The impact of China’s slowdown was also visible in its trading partner Brazil. While the Jair Bolsonaro administration has yet to release growth figures, the IBC-Br economic activity index predicts a 0.69% increase in GDP. South Africa, a BRICS member and a developing country like Brazil and China, is just getting back on its feet. The country of AB Devillers grew at a 1.9% annual rate in the first quarter of this year.
All of these countries that are responsible for carrying forward the global growth rate could avoid responsibility by blaming it on Covid. However, Covid is now two and a half years old, and its effects have faded. One example is India’s GDP growth rate exceeding pre-pandemic levels.
The future looks bleak
On the other hand, these countries’ prospects for the future are bleak. Poor policies are now reflected in future projections. The International Monetary Fund predicted a bleak future for the global economy in its July 2022 World Economic Outlook report, with the exception of India. According to the IMF’s report, India will be the fastest growing major economy.

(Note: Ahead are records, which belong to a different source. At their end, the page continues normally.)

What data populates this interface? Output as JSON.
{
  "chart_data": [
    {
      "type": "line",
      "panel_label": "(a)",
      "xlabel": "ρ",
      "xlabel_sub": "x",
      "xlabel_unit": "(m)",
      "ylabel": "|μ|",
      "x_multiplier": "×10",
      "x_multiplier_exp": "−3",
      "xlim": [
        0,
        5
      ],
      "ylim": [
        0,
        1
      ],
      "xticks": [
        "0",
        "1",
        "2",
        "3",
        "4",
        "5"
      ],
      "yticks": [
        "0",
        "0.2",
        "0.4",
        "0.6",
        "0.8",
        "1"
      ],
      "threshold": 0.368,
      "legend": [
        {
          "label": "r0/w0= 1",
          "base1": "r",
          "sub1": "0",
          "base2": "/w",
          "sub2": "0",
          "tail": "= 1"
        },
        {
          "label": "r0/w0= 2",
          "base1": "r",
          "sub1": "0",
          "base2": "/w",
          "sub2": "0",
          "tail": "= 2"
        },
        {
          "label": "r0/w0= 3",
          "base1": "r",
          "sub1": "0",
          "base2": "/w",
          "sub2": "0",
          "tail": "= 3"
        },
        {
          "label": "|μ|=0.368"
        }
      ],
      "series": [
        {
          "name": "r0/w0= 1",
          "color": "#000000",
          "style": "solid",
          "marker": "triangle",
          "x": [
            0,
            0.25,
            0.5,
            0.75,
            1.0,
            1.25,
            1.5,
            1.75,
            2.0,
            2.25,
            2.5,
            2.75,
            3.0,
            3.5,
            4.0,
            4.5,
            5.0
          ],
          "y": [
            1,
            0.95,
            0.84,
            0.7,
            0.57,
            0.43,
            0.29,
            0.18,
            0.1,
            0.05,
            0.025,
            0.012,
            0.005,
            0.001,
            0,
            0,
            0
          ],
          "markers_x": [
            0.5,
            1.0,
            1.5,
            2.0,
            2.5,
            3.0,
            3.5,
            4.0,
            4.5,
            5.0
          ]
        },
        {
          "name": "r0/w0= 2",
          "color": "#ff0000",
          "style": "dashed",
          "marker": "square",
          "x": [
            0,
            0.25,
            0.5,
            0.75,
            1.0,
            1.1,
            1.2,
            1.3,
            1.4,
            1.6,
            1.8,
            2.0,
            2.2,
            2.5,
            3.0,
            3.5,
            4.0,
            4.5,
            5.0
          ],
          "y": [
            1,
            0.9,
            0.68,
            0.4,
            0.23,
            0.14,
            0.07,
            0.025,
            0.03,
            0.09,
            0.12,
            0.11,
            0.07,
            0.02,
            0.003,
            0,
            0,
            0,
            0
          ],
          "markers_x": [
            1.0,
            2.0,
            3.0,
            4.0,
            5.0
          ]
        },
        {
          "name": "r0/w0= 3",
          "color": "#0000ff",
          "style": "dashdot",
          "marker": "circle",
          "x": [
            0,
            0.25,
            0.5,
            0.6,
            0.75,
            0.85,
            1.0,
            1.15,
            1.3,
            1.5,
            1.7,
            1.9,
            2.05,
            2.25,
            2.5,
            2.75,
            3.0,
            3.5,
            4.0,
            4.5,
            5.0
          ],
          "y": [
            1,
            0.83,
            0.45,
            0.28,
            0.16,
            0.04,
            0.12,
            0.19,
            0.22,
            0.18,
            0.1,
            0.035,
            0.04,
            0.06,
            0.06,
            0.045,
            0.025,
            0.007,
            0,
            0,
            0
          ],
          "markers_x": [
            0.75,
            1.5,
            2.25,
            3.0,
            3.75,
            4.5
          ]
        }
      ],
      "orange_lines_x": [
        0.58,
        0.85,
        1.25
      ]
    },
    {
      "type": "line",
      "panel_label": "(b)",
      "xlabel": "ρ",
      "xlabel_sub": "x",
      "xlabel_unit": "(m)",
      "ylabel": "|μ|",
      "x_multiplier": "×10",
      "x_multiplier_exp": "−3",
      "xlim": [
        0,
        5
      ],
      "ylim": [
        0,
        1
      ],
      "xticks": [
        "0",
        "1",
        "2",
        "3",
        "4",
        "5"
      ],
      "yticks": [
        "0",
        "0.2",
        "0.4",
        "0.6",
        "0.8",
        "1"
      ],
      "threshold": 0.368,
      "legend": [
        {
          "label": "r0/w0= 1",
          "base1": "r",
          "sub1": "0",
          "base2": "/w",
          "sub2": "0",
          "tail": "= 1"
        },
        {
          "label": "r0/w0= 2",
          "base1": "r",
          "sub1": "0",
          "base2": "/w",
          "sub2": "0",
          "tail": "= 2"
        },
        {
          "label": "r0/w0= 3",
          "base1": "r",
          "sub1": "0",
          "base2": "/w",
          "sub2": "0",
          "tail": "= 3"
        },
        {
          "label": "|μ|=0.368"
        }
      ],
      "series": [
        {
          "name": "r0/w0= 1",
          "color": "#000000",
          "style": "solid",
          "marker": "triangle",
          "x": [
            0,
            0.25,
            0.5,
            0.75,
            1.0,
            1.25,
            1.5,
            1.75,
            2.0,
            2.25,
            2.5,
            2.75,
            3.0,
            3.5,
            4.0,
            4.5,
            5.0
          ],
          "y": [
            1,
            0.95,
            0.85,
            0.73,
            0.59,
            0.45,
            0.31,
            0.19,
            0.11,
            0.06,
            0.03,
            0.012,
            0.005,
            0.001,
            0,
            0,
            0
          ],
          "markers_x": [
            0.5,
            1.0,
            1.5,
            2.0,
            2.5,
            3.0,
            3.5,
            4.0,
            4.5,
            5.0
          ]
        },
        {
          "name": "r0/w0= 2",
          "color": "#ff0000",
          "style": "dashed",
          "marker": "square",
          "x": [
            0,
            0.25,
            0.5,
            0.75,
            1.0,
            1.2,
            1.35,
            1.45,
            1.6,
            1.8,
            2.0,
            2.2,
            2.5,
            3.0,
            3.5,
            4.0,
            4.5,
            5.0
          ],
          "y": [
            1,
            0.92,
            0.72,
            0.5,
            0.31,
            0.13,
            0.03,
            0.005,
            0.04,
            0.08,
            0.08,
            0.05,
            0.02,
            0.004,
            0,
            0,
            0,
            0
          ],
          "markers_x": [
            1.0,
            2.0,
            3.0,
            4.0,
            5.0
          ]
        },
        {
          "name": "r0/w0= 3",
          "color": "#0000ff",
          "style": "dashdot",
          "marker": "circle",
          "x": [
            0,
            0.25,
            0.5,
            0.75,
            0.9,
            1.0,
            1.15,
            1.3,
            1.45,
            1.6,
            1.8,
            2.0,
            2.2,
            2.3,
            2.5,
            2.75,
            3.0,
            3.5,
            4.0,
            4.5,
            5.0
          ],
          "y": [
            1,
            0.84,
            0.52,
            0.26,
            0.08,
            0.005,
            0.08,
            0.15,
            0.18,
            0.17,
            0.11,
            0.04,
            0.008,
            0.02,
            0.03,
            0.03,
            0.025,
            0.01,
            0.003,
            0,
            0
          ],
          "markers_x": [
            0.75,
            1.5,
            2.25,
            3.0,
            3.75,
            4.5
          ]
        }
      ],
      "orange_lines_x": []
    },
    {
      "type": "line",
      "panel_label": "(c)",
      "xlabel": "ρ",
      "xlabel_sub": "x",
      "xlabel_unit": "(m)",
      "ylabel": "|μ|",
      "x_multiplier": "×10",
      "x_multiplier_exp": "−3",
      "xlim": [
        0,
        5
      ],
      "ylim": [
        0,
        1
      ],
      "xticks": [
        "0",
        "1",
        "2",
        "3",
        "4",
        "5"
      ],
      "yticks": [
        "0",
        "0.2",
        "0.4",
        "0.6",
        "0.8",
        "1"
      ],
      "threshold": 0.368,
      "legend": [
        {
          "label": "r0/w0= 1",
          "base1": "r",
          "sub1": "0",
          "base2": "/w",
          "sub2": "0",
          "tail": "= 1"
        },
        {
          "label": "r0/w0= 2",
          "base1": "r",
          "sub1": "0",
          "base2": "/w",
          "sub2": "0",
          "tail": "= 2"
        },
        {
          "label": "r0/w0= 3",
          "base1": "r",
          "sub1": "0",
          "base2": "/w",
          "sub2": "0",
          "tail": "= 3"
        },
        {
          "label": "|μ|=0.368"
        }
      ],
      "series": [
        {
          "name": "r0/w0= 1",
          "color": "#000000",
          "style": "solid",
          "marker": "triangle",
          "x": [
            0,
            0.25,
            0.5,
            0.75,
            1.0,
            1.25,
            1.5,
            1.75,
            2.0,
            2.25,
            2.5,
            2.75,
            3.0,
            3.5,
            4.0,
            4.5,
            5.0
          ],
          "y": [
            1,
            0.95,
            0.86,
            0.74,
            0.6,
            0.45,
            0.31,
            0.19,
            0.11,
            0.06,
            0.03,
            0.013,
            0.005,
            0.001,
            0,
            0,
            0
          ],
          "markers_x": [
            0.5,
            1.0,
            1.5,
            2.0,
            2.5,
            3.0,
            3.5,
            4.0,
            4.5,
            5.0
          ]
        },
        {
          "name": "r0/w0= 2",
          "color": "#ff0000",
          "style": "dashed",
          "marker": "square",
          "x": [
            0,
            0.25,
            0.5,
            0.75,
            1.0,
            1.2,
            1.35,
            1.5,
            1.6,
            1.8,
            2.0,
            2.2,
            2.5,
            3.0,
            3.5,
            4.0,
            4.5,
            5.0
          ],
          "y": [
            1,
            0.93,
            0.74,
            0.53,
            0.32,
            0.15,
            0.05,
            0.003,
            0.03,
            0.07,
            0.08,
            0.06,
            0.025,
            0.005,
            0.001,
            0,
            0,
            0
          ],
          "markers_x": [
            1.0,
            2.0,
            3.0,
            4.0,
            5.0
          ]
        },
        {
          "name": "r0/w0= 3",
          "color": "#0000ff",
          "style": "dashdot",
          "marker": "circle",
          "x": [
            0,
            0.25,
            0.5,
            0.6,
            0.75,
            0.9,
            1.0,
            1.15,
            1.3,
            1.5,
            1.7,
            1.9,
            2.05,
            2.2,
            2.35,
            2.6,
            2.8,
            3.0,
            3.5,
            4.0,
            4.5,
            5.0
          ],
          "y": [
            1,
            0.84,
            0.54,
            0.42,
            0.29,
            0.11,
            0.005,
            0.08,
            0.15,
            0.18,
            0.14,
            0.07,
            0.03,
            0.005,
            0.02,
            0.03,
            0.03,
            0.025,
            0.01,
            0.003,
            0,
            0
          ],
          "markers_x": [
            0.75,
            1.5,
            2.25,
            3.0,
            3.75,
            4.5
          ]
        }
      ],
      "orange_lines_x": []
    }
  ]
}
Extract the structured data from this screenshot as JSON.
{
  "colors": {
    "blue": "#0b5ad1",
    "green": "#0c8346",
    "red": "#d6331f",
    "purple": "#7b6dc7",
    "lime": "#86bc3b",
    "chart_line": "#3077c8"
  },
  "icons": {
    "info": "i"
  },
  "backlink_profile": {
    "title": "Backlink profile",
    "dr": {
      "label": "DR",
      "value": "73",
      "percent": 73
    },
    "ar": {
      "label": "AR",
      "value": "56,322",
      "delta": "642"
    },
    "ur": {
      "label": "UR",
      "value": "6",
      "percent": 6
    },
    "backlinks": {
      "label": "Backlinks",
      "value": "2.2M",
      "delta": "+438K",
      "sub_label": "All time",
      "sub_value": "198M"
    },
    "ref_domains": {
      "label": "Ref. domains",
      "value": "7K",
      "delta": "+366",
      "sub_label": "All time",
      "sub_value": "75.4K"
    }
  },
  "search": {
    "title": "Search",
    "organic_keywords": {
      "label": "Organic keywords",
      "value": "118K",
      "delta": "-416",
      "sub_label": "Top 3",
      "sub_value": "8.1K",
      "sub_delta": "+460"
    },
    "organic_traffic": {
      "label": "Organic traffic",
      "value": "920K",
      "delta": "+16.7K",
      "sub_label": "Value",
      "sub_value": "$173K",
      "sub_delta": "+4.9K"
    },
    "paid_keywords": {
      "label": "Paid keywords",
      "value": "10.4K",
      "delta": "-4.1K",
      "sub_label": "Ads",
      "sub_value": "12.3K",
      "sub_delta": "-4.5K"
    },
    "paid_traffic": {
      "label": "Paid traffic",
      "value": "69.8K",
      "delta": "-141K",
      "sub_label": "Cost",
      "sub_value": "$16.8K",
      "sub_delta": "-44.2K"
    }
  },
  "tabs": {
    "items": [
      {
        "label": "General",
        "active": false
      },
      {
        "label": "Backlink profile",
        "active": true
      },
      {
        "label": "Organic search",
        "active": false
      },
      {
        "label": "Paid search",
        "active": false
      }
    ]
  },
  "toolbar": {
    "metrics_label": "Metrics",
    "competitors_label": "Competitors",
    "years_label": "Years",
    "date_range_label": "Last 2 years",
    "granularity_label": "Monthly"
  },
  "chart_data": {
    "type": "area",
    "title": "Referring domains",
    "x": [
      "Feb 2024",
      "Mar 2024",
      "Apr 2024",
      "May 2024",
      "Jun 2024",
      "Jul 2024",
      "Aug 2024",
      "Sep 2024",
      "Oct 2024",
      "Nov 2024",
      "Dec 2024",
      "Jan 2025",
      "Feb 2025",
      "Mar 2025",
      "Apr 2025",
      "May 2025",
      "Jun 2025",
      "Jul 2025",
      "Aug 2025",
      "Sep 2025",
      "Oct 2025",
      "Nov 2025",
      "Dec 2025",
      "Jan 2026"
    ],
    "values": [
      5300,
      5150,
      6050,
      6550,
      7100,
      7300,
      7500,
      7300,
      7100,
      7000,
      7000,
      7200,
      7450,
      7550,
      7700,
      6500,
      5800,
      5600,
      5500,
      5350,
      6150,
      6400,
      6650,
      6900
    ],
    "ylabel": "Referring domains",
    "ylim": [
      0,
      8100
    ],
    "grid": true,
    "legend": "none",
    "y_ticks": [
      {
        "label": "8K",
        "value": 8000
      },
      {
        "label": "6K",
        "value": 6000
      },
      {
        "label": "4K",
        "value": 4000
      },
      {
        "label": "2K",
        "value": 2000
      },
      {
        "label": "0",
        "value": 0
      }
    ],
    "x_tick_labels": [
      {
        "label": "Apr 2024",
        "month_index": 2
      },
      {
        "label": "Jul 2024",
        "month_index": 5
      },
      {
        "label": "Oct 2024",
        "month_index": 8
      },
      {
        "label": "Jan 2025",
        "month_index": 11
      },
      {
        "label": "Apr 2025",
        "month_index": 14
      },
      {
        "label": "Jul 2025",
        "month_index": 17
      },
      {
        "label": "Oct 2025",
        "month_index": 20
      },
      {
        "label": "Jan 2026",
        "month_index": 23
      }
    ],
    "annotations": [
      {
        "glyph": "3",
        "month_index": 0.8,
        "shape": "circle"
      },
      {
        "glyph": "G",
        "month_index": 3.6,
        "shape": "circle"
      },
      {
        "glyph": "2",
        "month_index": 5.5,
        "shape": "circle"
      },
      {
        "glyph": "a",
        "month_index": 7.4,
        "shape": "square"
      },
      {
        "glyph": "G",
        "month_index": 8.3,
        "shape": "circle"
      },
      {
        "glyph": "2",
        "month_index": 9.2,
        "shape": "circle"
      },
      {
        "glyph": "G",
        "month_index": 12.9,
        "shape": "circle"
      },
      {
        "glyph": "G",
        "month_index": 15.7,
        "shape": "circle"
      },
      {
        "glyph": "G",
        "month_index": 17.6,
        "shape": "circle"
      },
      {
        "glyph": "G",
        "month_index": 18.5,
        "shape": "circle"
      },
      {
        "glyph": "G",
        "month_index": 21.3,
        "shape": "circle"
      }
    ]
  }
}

According to the IMF, India will grow at a 7.4% annual rate in FY22, while China will grow at less than half that rate. Its economy will grow by only 3.3%. The Eurozone will grow by 2.6%., with Spain leading the way with 3.0%. Their friend, the United States, will outperform them with a 2.3% increase in GDP.
India is a clear outlier among the world’s economic powerhouses. It is only possible because of the Modi government’s redistribution policy, combined with a push for long-term infrastructure development. A large portion of the credit also goes to our young population, particularly for maintaining economic demand.